LOS LEMMINGS y otros (Santiago Arcos Editor, 2005)
de Fabián Casas
por Noelia Vera
La metáfora perfecta para la literatura de Casas es justamente eso que da nombre a su primer libro de poemas: una tuca. Un todoconcentrado: lo más difícil de fumar y la última posibilidad de dar con la pitada.
por Noelia Vera
La metáfora perfecta para la literatura de Casas es justamente eso que da nombre a su primer libro de poemas: una tuca. Un todoconcentrado: lo más difícil de fumar y la última posibilidad de dar con la pitada.
Es que con maestría el autor reúne en este compilado de relatos con escenario en Boedo elementos que de entrada nos suenan marcadamente heterogéneos: Schopenhauer, Led Zeppelin, Manal, el zen, Kevin Costner, la dictadura... Y si tal condensación se nos presenta con naturalidad, es porque la experiencia cobra un valor central: estructural en la naturaleza de estas narraciones.
Fiel al dicho popular “pinta tu aldea y pintarás el mundo” y más allá de las imbricaciones autobiográficas, el escritor dirige, como si se tratara de un coro, las voces madres de las historias que circulan por su barrio natal. Así: igual que uno de sus personajes: “Las mujeres cuchichean de lo lindo en la pelu y sólo hay que parar la oreja para transcribir esas historias” dice Nancy, la chica que habla al final de estos cuentos que se leen como novela. Todo está ahí, parece. El barrio revela.
Es por la jerarquía del suceso empírico también que el libro puede comenzar con una síntesis de valor histórico que se desprende de lo impreso en la memoria personal: “La dictadura fue la música disco”. Sólo volveremos a dar con los males nacionales en dos oraciones del apéndice cuando se hace un racconto de los destinos trágicos de los chicos de la bandita local: “El Dulce grande chupado por la Policía, el Dulce chico asesinado en la cortada San Ignacio después de que intentó robar un auto.
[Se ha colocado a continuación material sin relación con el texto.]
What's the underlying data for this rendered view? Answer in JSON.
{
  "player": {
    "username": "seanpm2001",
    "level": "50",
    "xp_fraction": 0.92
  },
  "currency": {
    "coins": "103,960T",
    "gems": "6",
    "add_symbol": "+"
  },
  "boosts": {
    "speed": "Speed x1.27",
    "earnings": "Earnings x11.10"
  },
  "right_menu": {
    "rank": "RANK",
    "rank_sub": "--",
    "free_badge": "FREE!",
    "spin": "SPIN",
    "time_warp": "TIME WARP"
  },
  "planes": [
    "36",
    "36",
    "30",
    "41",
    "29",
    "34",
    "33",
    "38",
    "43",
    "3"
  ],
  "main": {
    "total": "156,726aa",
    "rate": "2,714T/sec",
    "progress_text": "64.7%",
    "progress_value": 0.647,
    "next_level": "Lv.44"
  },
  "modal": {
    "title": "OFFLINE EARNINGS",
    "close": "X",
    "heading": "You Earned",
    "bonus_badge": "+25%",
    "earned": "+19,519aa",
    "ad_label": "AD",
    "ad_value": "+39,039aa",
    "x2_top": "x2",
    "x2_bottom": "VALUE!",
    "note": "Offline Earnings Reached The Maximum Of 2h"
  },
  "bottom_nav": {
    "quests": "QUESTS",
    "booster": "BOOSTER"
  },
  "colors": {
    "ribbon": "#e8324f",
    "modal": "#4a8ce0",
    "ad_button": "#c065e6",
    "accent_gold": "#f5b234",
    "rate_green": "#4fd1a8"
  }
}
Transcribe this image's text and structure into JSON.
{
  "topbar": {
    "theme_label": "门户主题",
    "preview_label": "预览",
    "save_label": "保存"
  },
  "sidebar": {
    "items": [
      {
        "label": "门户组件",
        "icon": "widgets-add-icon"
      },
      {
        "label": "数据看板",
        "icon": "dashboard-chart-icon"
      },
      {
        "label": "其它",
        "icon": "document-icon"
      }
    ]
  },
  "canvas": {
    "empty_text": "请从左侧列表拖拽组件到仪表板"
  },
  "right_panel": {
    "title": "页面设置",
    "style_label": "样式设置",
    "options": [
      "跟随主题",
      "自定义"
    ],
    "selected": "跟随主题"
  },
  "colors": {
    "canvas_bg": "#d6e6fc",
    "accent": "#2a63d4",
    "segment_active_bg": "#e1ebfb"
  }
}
O el gordo Noriega que volvió de las islas sin transistores en el bocho”. La mayoría de los personajes principales de este libro narran o mejor dicho cuentan: su vida, su realidad, la gloria de sus días. Y eso es lo que este libro con un winco en la tapa, como si fuera un disco, nos pone a escuchar. Para los que se quedan esperando la densidad del realismo político de los últimos treinta años se les entrega Wittgenstein en la boca de una muchacha punk: “sobre lo que no se puede hablar, mejor quedarse musa.¿Estamos?”.
Las historias, entonces, contadas por sus protagonistas o allegados, con la anécdota como disparadora potencial son las artífices de una memoria colectiva que funda su epopeya barrial: una lengua en común, un slang, un héroe capaz de asegurar el máximo disfrute grupal, un espacio propio y compartido: “Boedo queda donde estemos nosotros” dice Máximo en El Bosque pulenta antes de salir a enfrentar a la bandita enemiga y el narrador quiebra. Todo lo que se diga o pase en estas calles porteñas adquiere para el fervor hermético de estos chicos vecinos carácter y poder de mito. Son justamente los apéndices a este cuento que vienen a desmentir la versión idealizada del pandillero impecable. "Alfredito" como lo llaman ahora, cuenta el fracaso sucesivo de sus delitos, se confiesa lerdo para entender chistes, no sabe chamuyar y es un recuperado mediocre que olvidó a sus amigos: un desconocido. O más bien, antes que a desmentir, a poner en evidencia lo que hace el paso del tiempo. Porque la adultez es la pérdida de lo más entrañable: un lugar seguro (y fabuloso) de pertenencia.
El boedismo zen que se inventa Casas es la búsqueda a través de la literatura de subsanar ese sufrimiento. “Tenemos una vida de mierda, masacrada, glosada, donde tenés que vivir para comer, y si no vivís para comer, vivís para el celular, para terminar completamente dormido”. Así habla él de la sociedad y el mal que la filosofía le diagnosticó al siglo XX: la pérdida de la experiencia. El Buda de Boedo entonces, buscaría el despertar revelador, que acabe, al menos por el instante alucinógeno de la lectura, con el atontamiento urbano diario del sujeto pegado a la masa. De ahí la vuelta necesaria al barrio de la infancia, que es la marca de pertenencia indeleble en toda historia personal: el lugar en donde todo queda condensado, la melodía esencial de la saga inacabada de Boedo que Casas nos propone escuchar reiteradamente.